Lintasmandalika.com – Sebanyak 25 gerai retail modern terdiri dari 18 Alfamart dan 7 Indomaret dihentikan sementara operasionalnya oleh Pemerintah Kabupaten Lombok Tengah karena belum melengkapi perizinan sesuai Peraturan Daerah Nomor 7 Tahun 2021 tentang Penataan Pasar Rakyat dan Retail Modern.
Kebijakan tegas ini berdampak pada 151 karyawan yang sebagian besar sudah berkeluarga.
Kepala Dinas Penanaman Modal dan Pelayanan Terpadu Satu Pintu (DPMPTSP) Lombok Tengah, Dalilah mengatakan penghentian sementara dilakukan setelah pemerintah daerah sebelumnya melayangkan Surat Peringatan (SP) 1 dan SP 2 kepada pihak pengelola retail modern.
Namun hingga kini belum ada penyesuaian terhadap aturan yang berlaku.
“Penghentian sementara berlaku sampai 31 hari kalender ke depan. Selama penutupan sementara, kami minta kepada minimarket yang ada untuk melakukan penutupan mandiri.
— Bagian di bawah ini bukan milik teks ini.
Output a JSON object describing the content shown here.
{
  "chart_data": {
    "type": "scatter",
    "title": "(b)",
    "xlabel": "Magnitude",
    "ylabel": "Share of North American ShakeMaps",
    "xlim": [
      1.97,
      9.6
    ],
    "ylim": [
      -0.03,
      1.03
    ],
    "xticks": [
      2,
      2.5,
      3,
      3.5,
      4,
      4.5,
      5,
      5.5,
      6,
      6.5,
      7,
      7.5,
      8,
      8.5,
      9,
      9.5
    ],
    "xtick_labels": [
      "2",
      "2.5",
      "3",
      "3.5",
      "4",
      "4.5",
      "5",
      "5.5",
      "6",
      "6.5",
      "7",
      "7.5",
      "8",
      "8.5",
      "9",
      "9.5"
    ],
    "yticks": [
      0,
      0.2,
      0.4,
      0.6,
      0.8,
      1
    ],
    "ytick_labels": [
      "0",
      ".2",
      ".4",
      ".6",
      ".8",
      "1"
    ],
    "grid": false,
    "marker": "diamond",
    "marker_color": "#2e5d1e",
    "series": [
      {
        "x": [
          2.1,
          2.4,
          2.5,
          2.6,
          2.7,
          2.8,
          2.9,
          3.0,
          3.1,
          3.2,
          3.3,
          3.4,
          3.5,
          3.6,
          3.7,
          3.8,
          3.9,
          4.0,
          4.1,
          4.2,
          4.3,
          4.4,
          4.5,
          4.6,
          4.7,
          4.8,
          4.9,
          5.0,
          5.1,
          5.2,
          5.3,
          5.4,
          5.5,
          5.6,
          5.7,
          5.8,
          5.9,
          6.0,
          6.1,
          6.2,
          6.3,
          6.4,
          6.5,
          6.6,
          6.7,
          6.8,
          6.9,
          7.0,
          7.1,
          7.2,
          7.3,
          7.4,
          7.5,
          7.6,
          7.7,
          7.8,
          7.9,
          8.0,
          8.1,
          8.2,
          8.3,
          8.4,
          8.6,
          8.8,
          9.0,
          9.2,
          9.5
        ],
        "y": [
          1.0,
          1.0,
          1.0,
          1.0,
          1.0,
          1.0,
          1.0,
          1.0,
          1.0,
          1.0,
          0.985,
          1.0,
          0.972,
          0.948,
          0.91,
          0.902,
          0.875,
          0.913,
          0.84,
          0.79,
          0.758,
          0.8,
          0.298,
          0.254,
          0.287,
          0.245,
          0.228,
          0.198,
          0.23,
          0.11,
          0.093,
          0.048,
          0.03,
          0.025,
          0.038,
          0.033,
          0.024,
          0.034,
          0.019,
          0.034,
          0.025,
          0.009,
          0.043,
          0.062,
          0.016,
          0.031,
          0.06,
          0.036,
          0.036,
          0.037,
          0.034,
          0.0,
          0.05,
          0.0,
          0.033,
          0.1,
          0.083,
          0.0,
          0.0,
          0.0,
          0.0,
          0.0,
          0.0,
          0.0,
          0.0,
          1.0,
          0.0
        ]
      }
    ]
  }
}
Jika tidak, akan ditutup oleh Satpol PP,” kata Dalilah.
Ia menjelaskan, pelanggaran utama yang dilakukan minimarket tersebut berkaitan dengan jarak operasional retail modern dengan pasar rakyat.
Dalam Perda Nomor 7 Tahun 2021 diatur bahwa jarak minimarket dengan pasar rakyat minimal satu kilometer.
Sementara itu, Kasat Pol PP Lombok Tengah, Zainal Mustakim menyebut penerapan perda tersebut memang menjadi polemik dalam beberapa tahun terakhir.
Meski demikian, setelah melalui berbagai pembahasan panjang, Pemkab Lombok Tengah akhirnya memutuskan mengambil langkah penertiban.
“Kami berikan waktu sampai tanggal 16 Mei 2026 kepada minimarket yang sudah ditegur untuk menutup sendiri,” ujarnya.
Menurut Zainal, upaya penerapan aturan penataan retail modern sebenarnya sudah dilakukan sejak tahun 2023.
Pemkab bahkan telah menggelar sejumlah Forum Group Discussion (FGD) guna membahas dampak penerapan aturan terhadap pelaku usaha maupun masyarakat.
Ia menambahkan, penataan retail modern di Lombok Tengah dilakukan melalui beberapa skema, di antaranya pengaturan jarak dengan pasar rakyat, pengaturan jarak antar retail modern, hingga pembatasan berdasarkan jumlah penduduk yakni satu retail modern hanya diperbolehkan untuk setiap 10 ribu penduduk.
Dari penutupan sementara tersebut, tercatat sebanyak 151 karyawan terdampak.
Mayoritas pekerja yang menggantungkan penghasilan dari gerai retail modern tersebut diketahui telah berkeluarga.
Adapun 25 gerai yang dihentikan sementara operasionalnya tersebar di sejumlah wilayah di Lombok Tengah.
Untuk Alfamart yakni Alfamart Renteng, Terminal Mujur, Ganti Baru, Raya Ganti, Munjur Mungkik, Sengkerang, Pengadang, Penaban, Darek, Pengenjek, Bonjeruk, Pringgarata, Barabali, Teratak, Semparu, Jalan Raya Kopang, Janapria, dan Pondok Langko.
Sedangkan gerai Indomaret meliputi Indomaret Renteng, Mujur, Darek, Bonjeruk, Pringgarata, Kopang, dan Montong Gamang Ganti.